Atualmente, vemos mais frequentemente o extremo da ausência total de vergonha. As pessoas não têm vergonha alguma, não apenas em relação à comida ou ao sexto mandamento, mas também em manifestar sua ignorância.
Vê-se isso também em políticos: mentem descaradamente, sabem que estão mentindo, sabem que os outros sabem que é mentira, e mesmo assim continuam. Fazem isso para silenciar objeções e continuar fazendo o que querem.
Outra virtude sob a temperança é a honestidade. Ela não se traduz exatamente como honestidade no sentido moderno de veracidade, mas como o hábito de sempre buscar agir virtuosamente em todas as situações.
Não importa o que a pessoa esteja fazendo: ela sempre procura garantir que sua ação esteja de acordo com a virtude. Às vezes essa virtude é traduzida como integridade, mas há uma diferença: a integridade é algo negativo (significa que não falta nenhum bem), enquanto a honestidade, nesse sentido tomista, é positiva: é a busca ativa da excelência em todas as áreas da vida.
A seguir vem a abstinência, que é a virtude pela qual a pessoa se abstém de certos tipos de alimentos. Existe uma abstinência natural e uma abstinência sobrenatural. A sobrenatural é praticada por amor a Deus, para subjugar as faculdades e aproximar-se d’Ele.
A abstinência natural também existe, e é curioso notar que muitas pessoas reclamam das regras da Igreja sobre jejum e abstinência, mas depois fazem dietas, que são essencialmente a mesma coisa, apenas com motivação diferente.
Depois vem o jejum, que consiste em restringir a quantidade de alimento ou deixar de comer por certo tempo. Hoje fala-se muito dos benefícios do jejum para a saúde, desde que seja feito com moderação e corretamente.
As atuais regras da Igreja sobre o jejum são suficientes para a obediência, mas não para desenvolver a virtude do jejum segundo a lei natural. Jejuar apenas dois dias por ano não desenvolve a virtude; é necessário algo constante, porque as virtudes exigem perfeição.
Antigamente, havia muitos outros dias no calendário da Igreja em que o jejum e abstinência eram obrigatórios. Naquela época, sim, as leis da Igreja eram suficientes para desenvolver também essa virtude do jejum.
A sobriedade é a virtude que se situa no meio termo entre excesso e defeito no uso do álcool. O abstencionismo absoluto não é virtude, assim como a embriaguez também não é. Se alguém não bebe porque não gosta ou por motivos de saúde, tudo bem; mas se evita o álcool por achar que ele é intrinsecamente mau, isso não é virtude.

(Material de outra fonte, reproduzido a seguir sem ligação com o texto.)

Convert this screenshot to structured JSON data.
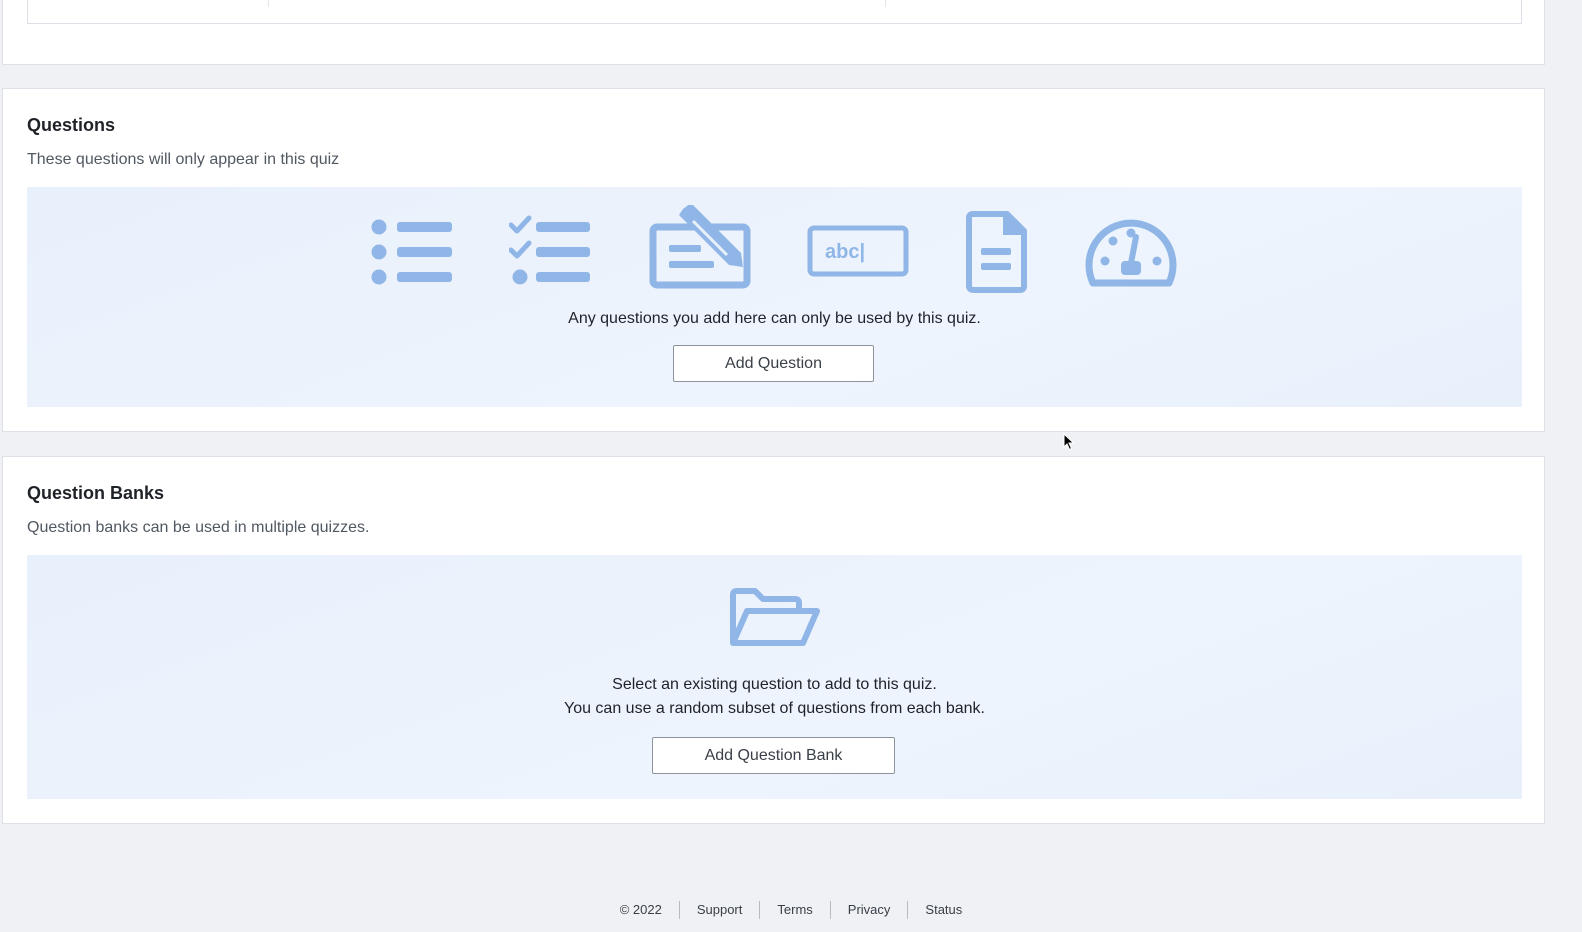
{
  "questions_section": {
    "title": "Questions",
    "subtitle": "These questions will only appear in this quiz",
    "question_type_icons": [
      "bulleted-list-icon",
      "checklist-icon",
      "essay-pencil-icon",
      "text-input-abc-icon",
      "document-icon",
      "gauge-icon"
    ],
    "text_input_icon_label": "abc|",
    "panel_text": "Any questions you add here can only be used by this quiz.",
    "add_button_label": "Add Question"
  },
  "banks_section": {
    "title": "Question Banks",
    "subtitle": "Question banks can be used in multiple quizzes.",
    "icon": "open-folder-icon",
    "panel_text_line1": "Select an existing question to add to this quiz.",
    "panel_text_line2": "You can use a random subset of questions from each bank.",
    "add_button_label": "Add Question Bank"
  },
  "footer": {
    "copyright": "© 2022",
    "links": [
      "Support",
      "Terms",
      "Privacy",
      "Status"
    ]
  },
  "colors": {
    "icon_blue": "#8fb6e6",
    "panel_bg": "#e8f0fb",
    "page_bg": "#eff1f5"
  }
}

Aqui surge a questão de os pais oferecerem álcool aos filhos menores de idade. Em países católicos, tradicionalmente a resposta sempre foi afirmativa, no sentido de que os pais têm o direito natural de ensinar aos filhos a moderação no uso do álcool. Uma lei civil não pode anular esse direito natural, ainda que, na prática, possa haver outras considerações prudenciais.
A sobriedade está no meio termo, e esse meio é relativo à pessoa. O quanto alguém pode comer ou beber depende de sua constituição, de seu trabalho e de sua tolerância. A embriaguez torna-se pecado mortal quando compromete gravemente o uso da razão em matéria moral; se afeta apenas levemente, pode ser pecado venial; se não afeta, não há pecado.

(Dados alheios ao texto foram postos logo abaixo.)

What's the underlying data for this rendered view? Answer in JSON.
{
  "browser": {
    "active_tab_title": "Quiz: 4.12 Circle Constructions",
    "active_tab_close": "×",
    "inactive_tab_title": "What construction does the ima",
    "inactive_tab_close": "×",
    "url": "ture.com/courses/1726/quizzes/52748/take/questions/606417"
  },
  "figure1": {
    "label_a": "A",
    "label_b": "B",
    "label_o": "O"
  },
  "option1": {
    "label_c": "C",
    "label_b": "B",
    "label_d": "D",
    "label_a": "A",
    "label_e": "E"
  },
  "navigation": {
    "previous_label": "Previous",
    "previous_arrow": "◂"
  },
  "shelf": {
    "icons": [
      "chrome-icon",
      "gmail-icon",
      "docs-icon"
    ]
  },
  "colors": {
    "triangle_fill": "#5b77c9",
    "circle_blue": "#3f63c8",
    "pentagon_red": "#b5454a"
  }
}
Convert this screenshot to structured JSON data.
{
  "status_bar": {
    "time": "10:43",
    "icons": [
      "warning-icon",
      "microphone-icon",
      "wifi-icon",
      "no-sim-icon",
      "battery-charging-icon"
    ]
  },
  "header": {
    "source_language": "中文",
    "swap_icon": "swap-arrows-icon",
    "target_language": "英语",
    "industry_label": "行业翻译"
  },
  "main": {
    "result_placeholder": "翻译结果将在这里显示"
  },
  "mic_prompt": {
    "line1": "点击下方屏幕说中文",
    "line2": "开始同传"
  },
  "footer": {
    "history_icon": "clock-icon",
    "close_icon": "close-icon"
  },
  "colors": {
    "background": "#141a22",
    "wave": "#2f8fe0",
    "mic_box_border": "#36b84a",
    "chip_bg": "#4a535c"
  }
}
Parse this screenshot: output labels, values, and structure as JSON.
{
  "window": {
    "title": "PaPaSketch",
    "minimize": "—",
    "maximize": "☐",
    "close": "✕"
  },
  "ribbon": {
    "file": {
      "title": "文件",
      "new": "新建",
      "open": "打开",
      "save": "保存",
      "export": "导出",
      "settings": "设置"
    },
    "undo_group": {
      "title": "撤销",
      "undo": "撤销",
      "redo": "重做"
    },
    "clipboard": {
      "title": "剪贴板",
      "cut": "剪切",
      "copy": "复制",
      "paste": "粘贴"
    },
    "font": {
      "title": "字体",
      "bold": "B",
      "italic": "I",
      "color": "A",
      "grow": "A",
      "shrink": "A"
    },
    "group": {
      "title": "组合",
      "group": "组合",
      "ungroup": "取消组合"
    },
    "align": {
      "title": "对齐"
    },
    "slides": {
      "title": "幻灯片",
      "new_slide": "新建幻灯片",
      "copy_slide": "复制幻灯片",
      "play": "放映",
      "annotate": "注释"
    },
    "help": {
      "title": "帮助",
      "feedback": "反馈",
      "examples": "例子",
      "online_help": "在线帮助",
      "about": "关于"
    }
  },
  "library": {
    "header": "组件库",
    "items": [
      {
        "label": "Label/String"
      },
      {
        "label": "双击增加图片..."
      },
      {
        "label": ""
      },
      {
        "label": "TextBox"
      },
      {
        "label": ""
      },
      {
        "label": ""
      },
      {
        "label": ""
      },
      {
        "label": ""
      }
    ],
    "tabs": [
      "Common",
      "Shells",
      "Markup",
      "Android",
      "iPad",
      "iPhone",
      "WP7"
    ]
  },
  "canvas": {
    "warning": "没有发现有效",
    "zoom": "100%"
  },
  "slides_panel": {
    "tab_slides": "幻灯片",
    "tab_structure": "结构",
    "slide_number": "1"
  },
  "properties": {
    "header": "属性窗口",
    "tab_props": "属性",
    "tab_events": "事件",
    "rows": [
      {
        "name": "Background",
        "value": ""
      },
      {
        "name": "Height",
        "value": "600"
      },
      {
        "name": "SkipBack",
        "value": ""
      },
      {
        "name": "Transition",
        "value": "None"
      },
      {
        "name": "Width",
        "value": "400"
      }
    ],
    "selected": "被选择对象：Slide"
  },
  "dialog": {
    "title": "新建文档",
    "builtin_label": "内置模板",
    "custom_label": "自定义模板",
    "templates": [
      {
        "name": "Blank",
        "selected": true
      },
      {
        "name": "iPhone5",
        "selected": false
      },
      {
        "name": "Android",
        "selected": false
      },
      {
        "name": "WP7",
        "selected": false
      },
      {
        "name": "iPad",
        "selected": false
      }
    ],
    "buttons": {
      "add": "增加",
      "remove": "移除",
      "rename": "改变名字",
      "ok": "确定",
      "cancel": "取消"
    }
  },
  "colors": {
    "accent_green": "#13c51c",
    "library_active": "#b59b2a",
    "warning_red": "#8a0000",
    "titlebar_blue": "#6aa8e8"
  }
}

Muitas pessoas hoje não sabem que a embriaguez é pecado mortal, precisamente porque remove o uso da razão, tornando a pessoa incapaz de agir moralmente.

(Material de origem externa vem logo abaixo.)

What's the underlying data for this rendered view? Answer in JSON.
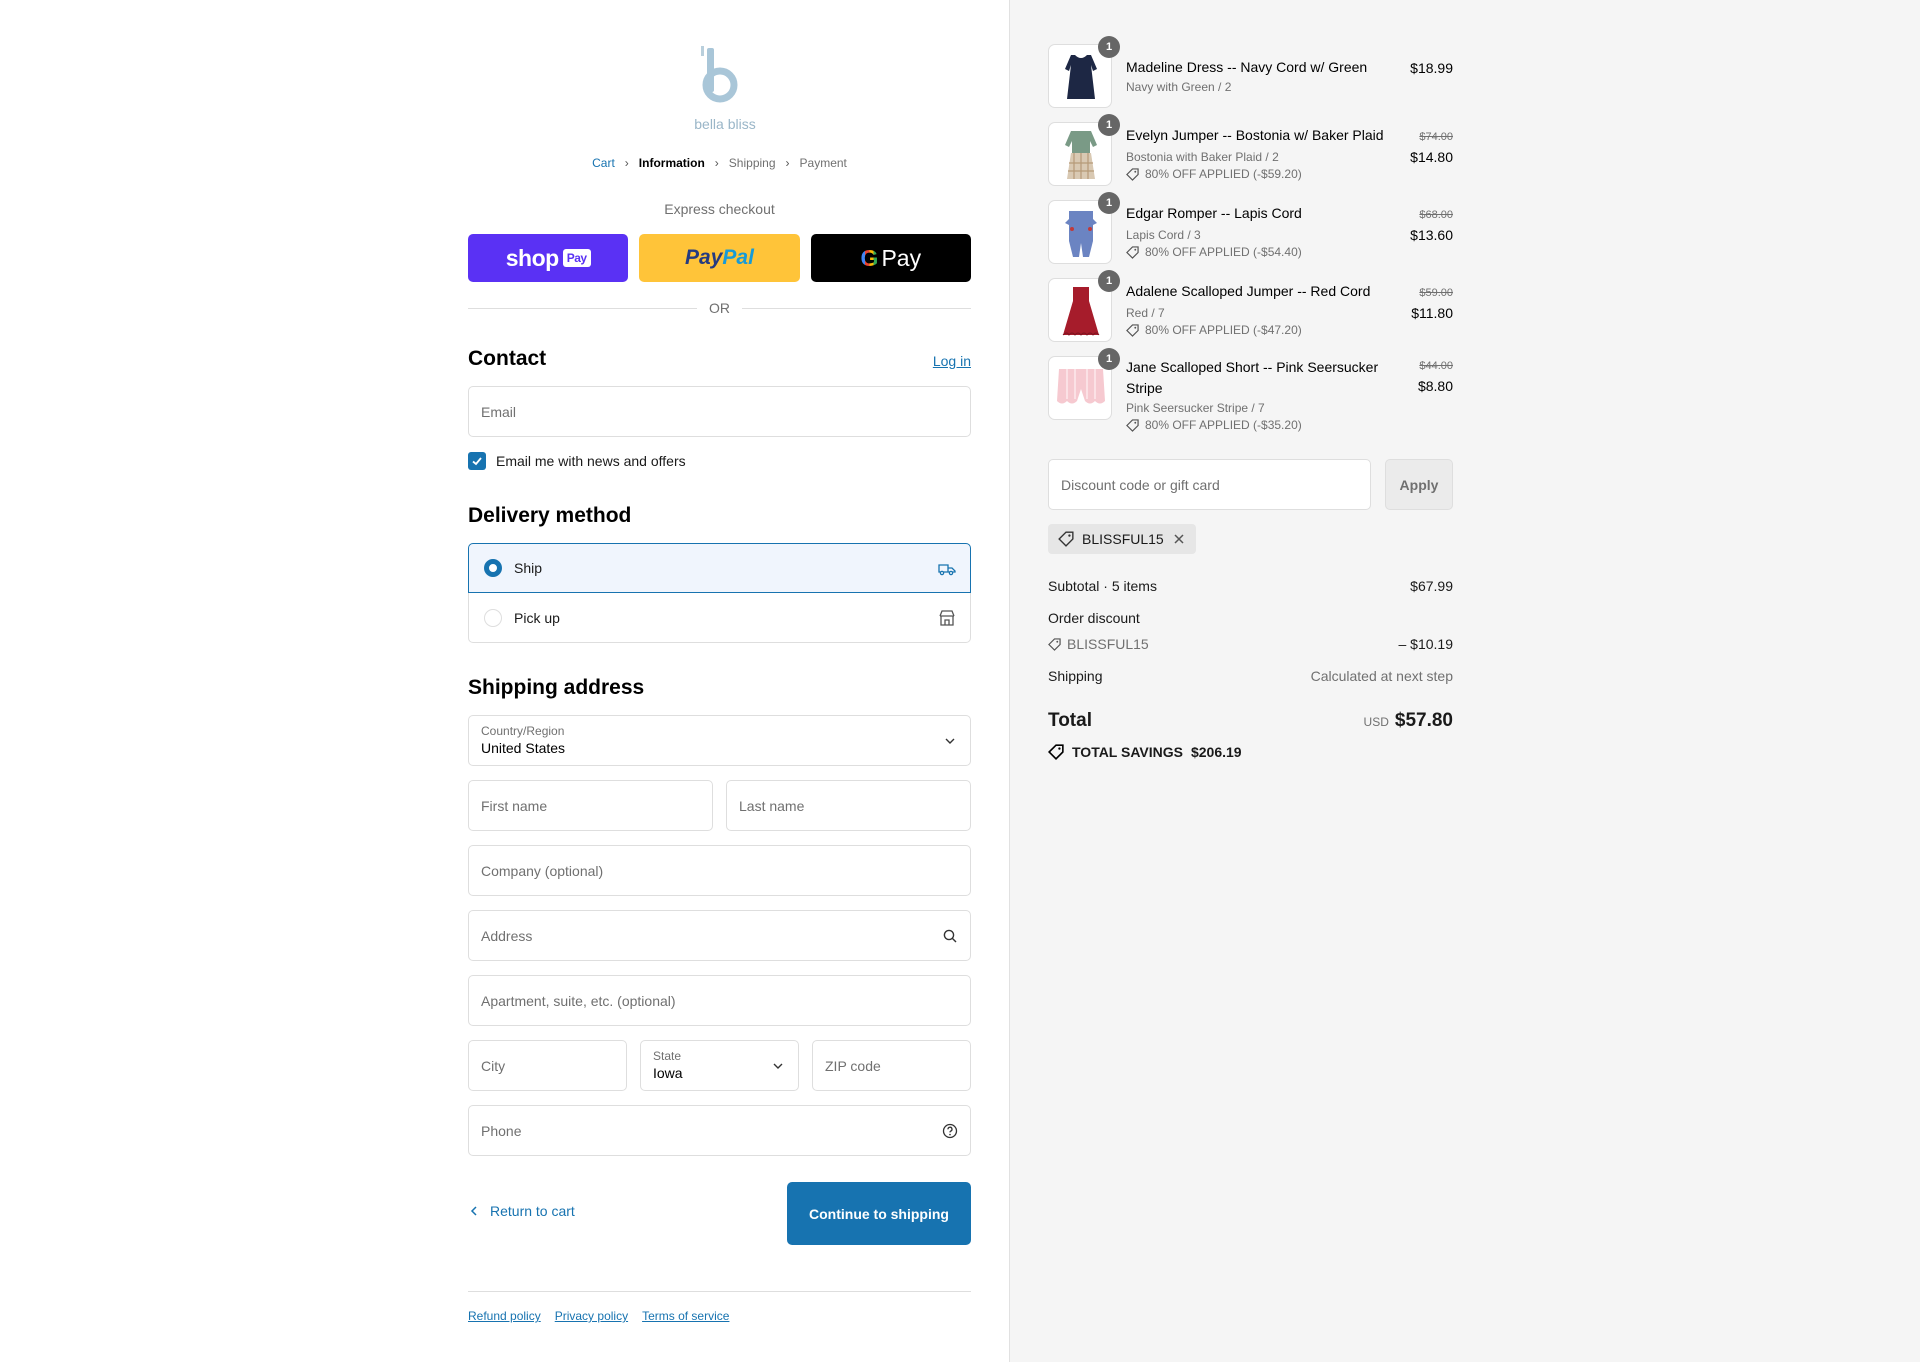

A continência é a firmeza da vontade que permanece estável apesar da turbulência dos apetites. A castidade é a virtude que modera os prazeres ligados ao sexto mandamento. A virtude da virgindade é o hábito da alma de não tomar prazer, nem mesmo interiormente, nas coisas relacionadas ao sexto mandamento. Assim, alguém pode ser materialmente virgem e não ser formalmente virgem, e o contrário também é verdadeiro.
Hoje, a virgindade não é valorizada; pelo contrário, é vista como uma etapa a ser superada. No entanto, Santo Tomás ensina que a pureza traz clareza intelectual e beleza espiritual. A luxúria obscurece o juízo, não apenas em questões sexuais, mas em toda a vida. A pureza gera uma beleza interior semelhante à pureza de um rosto sem manchas.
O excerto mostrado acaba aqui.